Businessman Andrew Hunter, 41, was convicted of stalking his wife, after admitting placing a listening device in her purse and a GPS tracker on her car.
But he claimed he only resorted to subterfuge because he suspected his wife, Joanna, of being unfaithful and wanted to ascertain the facts in a “non confrontational” way.
After tracking his wife’s movements, he discovered she had been using the Plenty of Fish dating website and had met a man, identified in court only as Tom.
When he presented her with the evidence she moved out with their two children and Hunter was later charged with stalking offences.
Despite admitting the offences at an earlier hearing, Hunter, who was back in court to be sentenced, claimed he had only done so on poor legal advice and prosecuting him had been a misuse of the legislation.
Speaking after the hearing, he said: “This is not what the stalking legislation was brought in to protect against. The law was designed to protect women from being persistently followed and pestered and sometimes worse by people who refuse to leave them alone. That wasn’t the case here.
“Within a relationship of course it is wrong to be controlling, that is never acceptable. But for a husband or a wife to take the very minimum amount of steps to reveal an affair and then stop? You could certainly argue that it’s questionable whether that is legally unacceptable.”
But in her victim personal statement to the court Mrs Hunter said her husband’s behaviour had been volatile and had left her “self esteem at rock bottom.”

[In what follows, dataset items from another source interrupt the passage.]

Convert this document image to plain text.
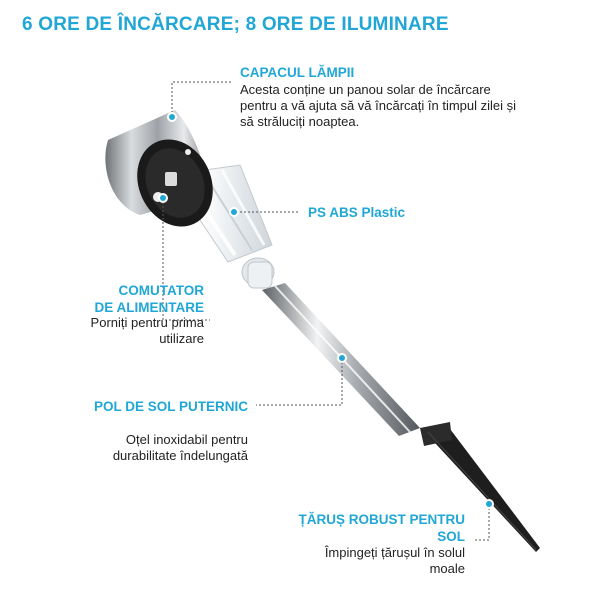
6 ORE DE ÎNCĂRCARE; 8 ORE DE ILUMINARE
CAPACUL LĂMPII
Acesta conține un panou solar de încărcare
pentru a vă ajuta să vă încărcați în timpul zilei și
să străluciți noaptea.
PS ABS Plastic
COMUTATOR
DE ALIMENTARE
Porniți pentru prima
utilizare
POL DE SOL PUTERNIC
Oțel inoxidabil pentru
durabilitate îndelungată
ȚĂRUȘ ROBUST PENTRU
SOL
Împingeți țărușul în solul
moale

She said after moving out of the family home she “rediscovered her confidence,” adding: “I put that down to no longer being around him and his insults. I was wary of always doing and saying the correct thing around him.”
She added: “I am now constantly looking in my rear view mirror to see if he is following me and checking my car for listening devices and tracking devices.”

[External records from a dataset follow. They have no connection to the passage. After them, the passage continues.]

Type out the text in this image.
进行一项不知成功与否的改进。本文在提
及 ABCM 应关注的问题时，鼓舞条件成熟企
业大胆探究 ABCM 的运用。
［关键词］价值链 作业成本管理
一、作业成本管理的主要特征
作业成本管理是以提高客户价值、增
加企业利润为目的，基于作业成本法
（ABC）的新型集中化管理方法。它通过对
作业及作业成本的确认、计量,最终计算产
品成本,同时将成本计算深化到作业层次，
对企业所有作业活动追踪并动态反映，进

Simon Walker, mitigating, told the court: “The reason I have found this case difficult to advise on is that one of the defences to stalking and harassment in general is whether you have a reasonable excuse.
“It could be argued you might think that a spouse trying to find out whether their fellow spouse is engaged in an affair through non violent means could be a reasonable excuse defence in a criminal case.”
Hunter admitting stalking his wife by sending abusive text messages about her meetings, taking photographs and using the monitoring devices, which he said he bought online without realising using them might be illegal.
He was sentenced to an 18 month community order part of which involves attending a “building better relationships” programme. Joanne Hunter was also granted a restraining order against him for 18 months prohibiting contact.
He was ordered to pay £400 costs and an £85 victim surcharge.